In the increasingly networked world, mobile code is a programming paradigm that becomes more and more important. It provides a flexible way to structure cooperative computation in distributed systems. At present, the Internet is full of mobile code fragments, such as Java applets, which represent only a simple form of mobile code.
Mobile agents are mobile code that act autonomously on behalf of a user for continuous collecting, filtering, and processing of information. They combine the benefits of the agent paradigm, such as reacting to a changing environment and autonomous operation, with the features of remote code execution. They operate in computer networks and are capable of moving from server to server as necessary to fulfill their goals. Important applications include mobile computing, where bandwidth is limited, or users are disconnected, data retrieval from large repositories, and configuration management of software and networks. The vision of mobile agents roaming the Internet may soon become reality as the paradigm is incorporated in large-scale applications.
Mobile code is to be understood as a program that is produced by one entity, called the originator, and is subsequently transferred to another entity, the host, immediately before it is executed by the host. In other words, no manual intervention, such as performing an installation or running a setup routine, is required on behalf of the host; mobile code comes ready to run. Moreover, mobile agents are capable of continued, autonomous operation disconnected from the originator and migrate freely to other hosts during their lifetime. Such agents have also been called itinerant agents. Mobile code is exposed to various security threats: a malicious host may examine the code, try to learn the secrets carried by an agent, and exploit this knowledge in its interaction with the agent to gain an unfair advantage. A host might also try to manipulate the result of a computation.
There are at least two security problems that arise in the area of mobile code: (1) protecting the host from malicious code and (2) protecting the code from malicious hosts. The first problem has received considerable attention because of the imminent threat of computer viruses and Trojan horses. Current solutions are to run mobile code in a so-called sandbox with fine-grained access control and to apply code signing for exploiting a trust relation with the code producer.

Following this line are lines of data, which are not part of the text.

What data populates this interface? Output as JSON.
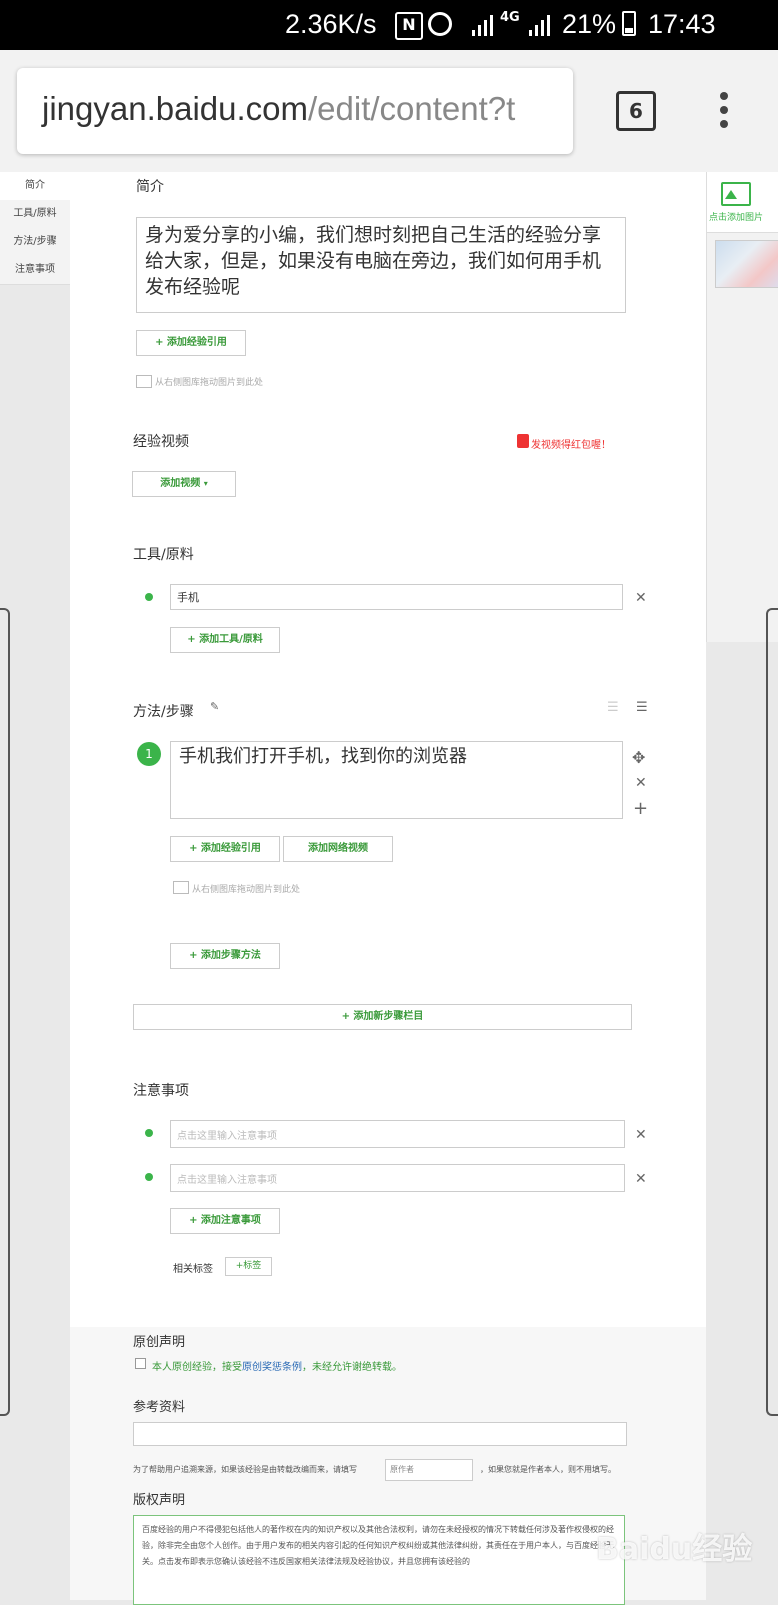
{
  "status": {
    "speed": "2.36K/s",
    "battery_pct": "21%",
    "time": "17:43",
    "network": "4G"
  },
  "browser": {
    "url_host": "jingyan.baidu.com",
    "url_path": "/edit/content?t",
    "tab_count": "6"
  },
  "nav": {
    "items": [
      "简介",
      "工具/原料",
      "方法/步骤",
      "注意事项"
    ]
  },
  "intro": {
    "title": "简介",
    "text": "身为爱分享的小编，我们想时刻把自己生活的经验分享给大家，但是，如果没有电脑在旁边，我们如何用手机发布经验呢",
    "add_ref_label": "+ 添加经验引用",
    "drag_hint": "从右侧图库拖动图片到此处"
  },
  "video": {
    "title": "经验视频",
    "add_label": "添加视频",
    "promo": "发视频得红包喔！"
  },
  "tools": {
    "title": "工具/原料",
    "items": [
      "手机"
    ],
    "add_label": "+ 添加工具/原料"
  },
  "steps": {
    "title": "方法/步骤",
    "items": [
      {
        "num": "1",
        "text": "手机我们打开手机，找到你的浏览器"
      }
    ],
    "add_ref_label": "+ 添加经验引用",
    "add_video_label": "添加网络视频",
    "drag_hint": "从右侧图库拖动图片到此处",
    "add_method_label": "+ 添加步骤方法",
    "add_section_label": "+ 添加新步骤栏目"
  },
  "notes": {
    "title": "注意事项",
    "placeholder": "点击这里输入注意事项",
    "add_label": "+ 添加注意事项",
    "tags_label": "相关标签",
    "add_tag_label": "+标签"
  },
  "original": {
    "title": "原创声明",
    "checkbox_text_1": "本人原创经验，接受",
    "checkbox_link": "原创奖惩条例",
    "checkbox_text_2": "，未经允许谢绝转载。"
  },
  "reference": {
    "title": "参考资料",
    "help_text_1": "为了帮助用户追溯来源，如果该经验是由转载改编而来，请填写",
    "author_placeholder": "原作者",
    "help_text_2": "，如果您就是作者本人，则不用填写。"
  },
  "copyright": {
    "title": "版权声明",
    "text": "百度经验的用户不得侵犯包括他人的著作权在内的知识产权以及其他合法权利，请勿在未经授权的情况下转载任何涉及著作权侵权的经验，除非完全由您个人创作。由于用户发布的相关内容引起的任何知识产权纠纷或其他法律纠纷，其责任在于用户本人，与百度经验无关。点击发布即表示您确认该经验不违反国家相关法律法规及经验协议，并且您拥有该经验的"
  },
  "right_panel": {
    "upload_label": "点击添加图片"
  },
  "watermark": "Baidu经验",
  "colors": {
    "accent_green": "#3bb44a",
    "link_blue": "#2a6ab5",
    "promo_red": "#e33"
  }
}
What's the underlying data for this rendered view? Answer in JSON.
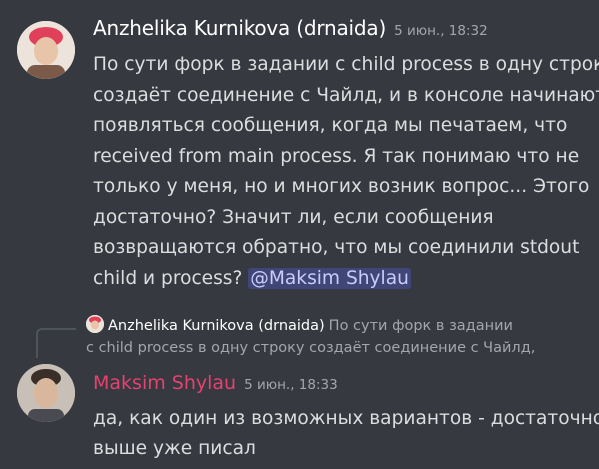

Protecting mobile code was deemed impossible by some mobile code researchers until T. Sander and C. F. Tschudin realized that tools from theoretical cryptography could be useful to execute mobile code in an encrypted form on an untrusted host, as described in their article “Protecting mobile agents against malicious hosts, Mobile Agents and Security” (G. Vigna, ed.), Lecture Notes in Computer Science, vol. 1419, Springer, 1998. Most protocols for so-called secure computation require several rounds of interaction, however, and are not applicable to achieve secrecy for mobile applications and integrity for their outputs. Sander and Tschudin concluded that only functions representable as polynomials can be computed securely in this manner. Subsequent work of Sander et al. extends this to all functions computable by circuits of logarithmic depth, as disclosed by T. Sander, A. Young, and M. Yung in “Non-interactive CryptoComputing for NC1”, Proc. 40th IEEE Symposium on Foundations of Computer Science (FOCS), 1999.
A further form of code is active mobile code that performs some immediate action on the host. Thereby, information about the encrypted computation is often leaked to the host whereby only the originator shall receive any output.
A basic problem with active mobile code is that a malicious host can observe the output of the computation and simply run the code again with a different input. The only known existing defense for active mobile code against a malicious host uses trusted hardware. This has been proposed and entails running mobile code exclusively inside tamperproof hardware, encrypting it as soon as it leaves the trusted environment.
U.S. Pat. No. 6,026,374 is related to a system and method using of a trusted third party to provide a description of an information product to potential buyers, without disclosing the entire contents of the information products, which might compromise the interests of the seller. The buyer trusts the third party to give an accurate description of the information that is for sale, while the seller trusts the third party not to reveal an excessive amount of the information product's content. The system can include a seller of information products, a buyer of such products, and a trusted third party summarizer. Each of these operating as a node in a communications network, such as the Internet. A disadvantage of this system and method is that the third party has to be a trusted one and that this third party gets information and learns about everything. This could be dangerous if said third party gets cracked. Moreover, several messages are necessary to process the request of the buyer.